Crude soluble antigen (CSA) produced from Entamoeba histolytica trophozoite is conventionally used for serodiagnosis of invasive amoebiasis. However, high background seropositivities by CSA-assay in endemic areas complicate the interpretation of positive result in clinical settings. Instead, incorporating a second assay which indicates active or recent infection into the routine amoebic serology could possibly complement the limitations of CSA-assay. Hence, the present study aimed to evaluate the diagnostic efficacies of indirect ELISAs using CSA and excretory-secretory antigen (ESA) for serodiagnosis of amoebic liver abscess (ALA).
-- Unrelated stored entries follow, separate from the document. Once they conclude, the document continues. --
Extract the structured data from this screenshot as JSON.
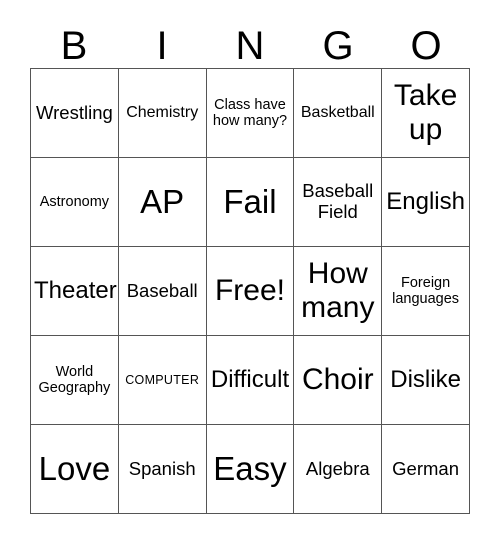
{
  "header": {
    "letters": [
      "B",
      "I",
      "N",
      "G",
      "O"
    ]
  },
  "grid": {
    "columns": 5,
    "rows": 5,
    "border_color": "#555555",
    "background_color": "#ffffff",
    "text_color": "#000000",
    "cells": [
      {
        "text": "Wrestling",
        "size": "lg"
      },
      {
        "text": "Chemistry",
        "size": "md"
      },
      {
        "text": "Class have how many?",
        "size": "sm"
      },
      {
        "text": "Basketball",
        "size": "md"
      },
      {
        "text": "Take up",
        "size": "2xl"
      },
      {
        "text": "Astronomy",
        "size": "sm"
      },
      {
        "text": "AP",
        "size": "3xl"
      },
      {
        "text": "Fail",
        "size": "3xl"
      },
      {
        "text": "Baseball Field",
        "size": "lg"
      },
      {
        "text": "English",
        "size": "xl"
      },
      {
        "text": "Theater",
        "size": "xl"
      },
      {
        "text": "Baseball",
        "size": "lg"
      },
      {
        "text": "Free!",
        "size": "2xl"
      },
      {
        "text": "How many",
        "size": "2xl"
      },
      {
        "text": "Foreign languages",
        "size": "sm"
      },
      {
        "text": "World Geography",
        "size": "sm"
      },
      {
        "text": "COMPUTER",
        "size": "xs"
      },
      {
        "text": "Difficult",
        "size": "xl"
      },
      {
        "text": "Choir",
        "size": "2xl"
      },
      {
        "text": "Dislike",
        "size": "xl"
      },
      {
        "text": "Love",
        "size": "3xl"
      },
      {
        "text": "Spanish",
        "size": "lg"
      },
      {
        "text": "Easy",
        "size": "3xl"
      },
      {
        "text": "Algebra",
        "size": "lg"
      },
      {
        "text": "German",
        "size": "lg"
      }
    ]
  }
}
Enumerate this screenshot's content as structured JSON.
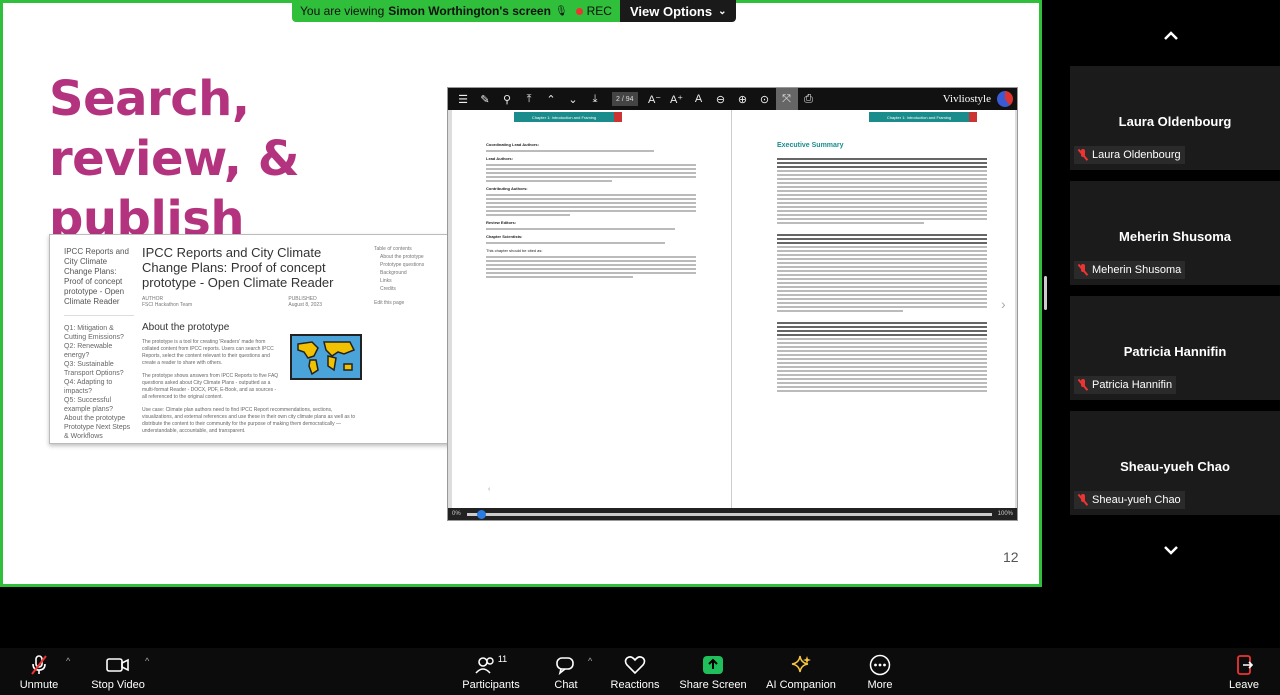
{
  "banner": {
    "prefix": "You are viewing",
    "presenter": "Simon Worthington's screen",
    "rec": "REC",
    "view_options": "View Options"
  },
  "slide": {
    "title": "Search, review, & publish",
    "page_number": "12",
    "web_screenshot": {
      "sidebar_title": "IPCC Reports and City Climate Change Plans: Proof of concept prototype - Open Climate Reader",
      "sidebar_links": [
        "Q1: Mitigation & Cutting Emissions?",
        "Q2: Renewable energy?",
        "Q3: Sustainable Transport Options?",
        "Q4: Adapting to impacts?",
        "Q5: Successful example plans?",
        "About the prototype",
        "Prototype Next Steps & Workflows"
      ],
      "heading": "IPCC Reports and City Climate Change Plans: Proof of concept prototype - Open Climate Reader",
      "author_label": "AUTHOR",
      "author": "FSCI Hackathon Team",
      "published_label": "PUBLISHED",
      "published": "August 8, 2023",
      "about_heading": "About the prototype",
      "para1": "The prototype is a tool for creating 'Readers' made from collated content from IPCC reports. Users can search IPCC Reports, select the content relevant to their questions and create a reader to share with others.",
      "para2": "The prototype shows answers from IPCC Reports to five FAQ questions asked about City Climate Plans - outputted as a multi-format Reader - DOCX, PDF, E-Book, and as sources - all referenced to the original content.",
      "para3": "Use case: Climate plan authors need to find IPCC Report recommendations, sections, visualizations, and external references and use these in their own city climate plans as well as to distribute the content to their community for the purpose of making them democratically — understandable, accountable, and transparent.",
      "toc_title": "Table of contents",
      "toc_items": [
        "About the prototype",
        "Prototype questions",
        "Background",
        "Links",
        "Credits"
      ],
      "edit_link": "Edit this page"
    },
    "viewer": {
      "page_indicator": "2 / 94",
      "brand": "Vivliostyle",
      "progress_start": "0%",
      "progress_end": "100%",
      "progress_value": 0.02,
      "left_page": {
        "tab": "Chapter 1: Introduction and Framing",
        "sections": [
          "Coordinating Lead Authors:",
          "Lead Authors:",
          "Contributing Authors:",
          "Review Editors:",
          "Chapter Scientists:"
        ],
        "cite_label": "This chapter should be cited as:"
      },
      "right_page": {
        "tab": "Chapter 1: Introduction and Framing",
        "title": "Executive Summary"
      }
    }
  },
  "participants": [
    {
      "name": "Laura Oldenbourg",
      "label": "Laura Oldenbourg"
    },
    {
      "name": "Meherin Shusoma",
      "label": "Meherin Shusoma"
    },
    {
      "name": "Patricia Hannifin",
      "label": "Patricia Hannifin"
    },
    {
      "name": "Sheau-yueh Chao",
      "label": "Sheau-yueh Chao"
    }
  ],
  "toolbar": {
    "unmute": "Unmute",
    "stop_video": "Stop Video",
    "participants": "Participants",
    "participants_count": "11",
    "chat": "Chat",
    "reactions": "Reactions",
    "share_screen": "Share Screen",
    "ai_companion": "AI Companion",
    "more": "More",
    "leave": "Leave"
  },
  "colors": {
    "share_border": "#2fbf3a",
    "title": "#b3337f",
    "share_button": "#1fbf5b",
    "muted": "#e33333"
  }
}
Reference standard for diagnosis of ALA at Hospital Universiti Sains Malaysia is based on clinical presentation, radiological imaging and positive indirect haemagglutination assay (titer ≥256). Five groups of human serum samples collected from the hospital included Group I - ALA diagnosed by the reference standard and pus aspirate analysis using real-time PCR (n=10), Group II - ALA diagnosed by the reference standard only (n=41), Group III - healthy control (n=45), Group IV - other diseases control (n=51) and Group V - other infectious diseases control (n=31). For serodiagnosis of ALA serum samples (Group I and II), CSA-ELISA showed sensitivities of 100% for both groups, while ESA-ELISA showed sensitivities of 100% and 88%, respectively. For serodiagnosis of non-ALA serum samples (Group III, IV and V), CSA-ELISA showed specificities of 91%, 75% and 100%, respectively; while ESA-ELISA showed specificities of 96%, 98% and 100%, respectively. Indirect ELISAs using CSA and ESA have shown distinct strength for serodiagnosis of ALA, in terms of sensitivity and specificity, respectively. In conclusion, parallel analysis by both assays improved the overall efficacies of amoebic serology as compared to either single assay.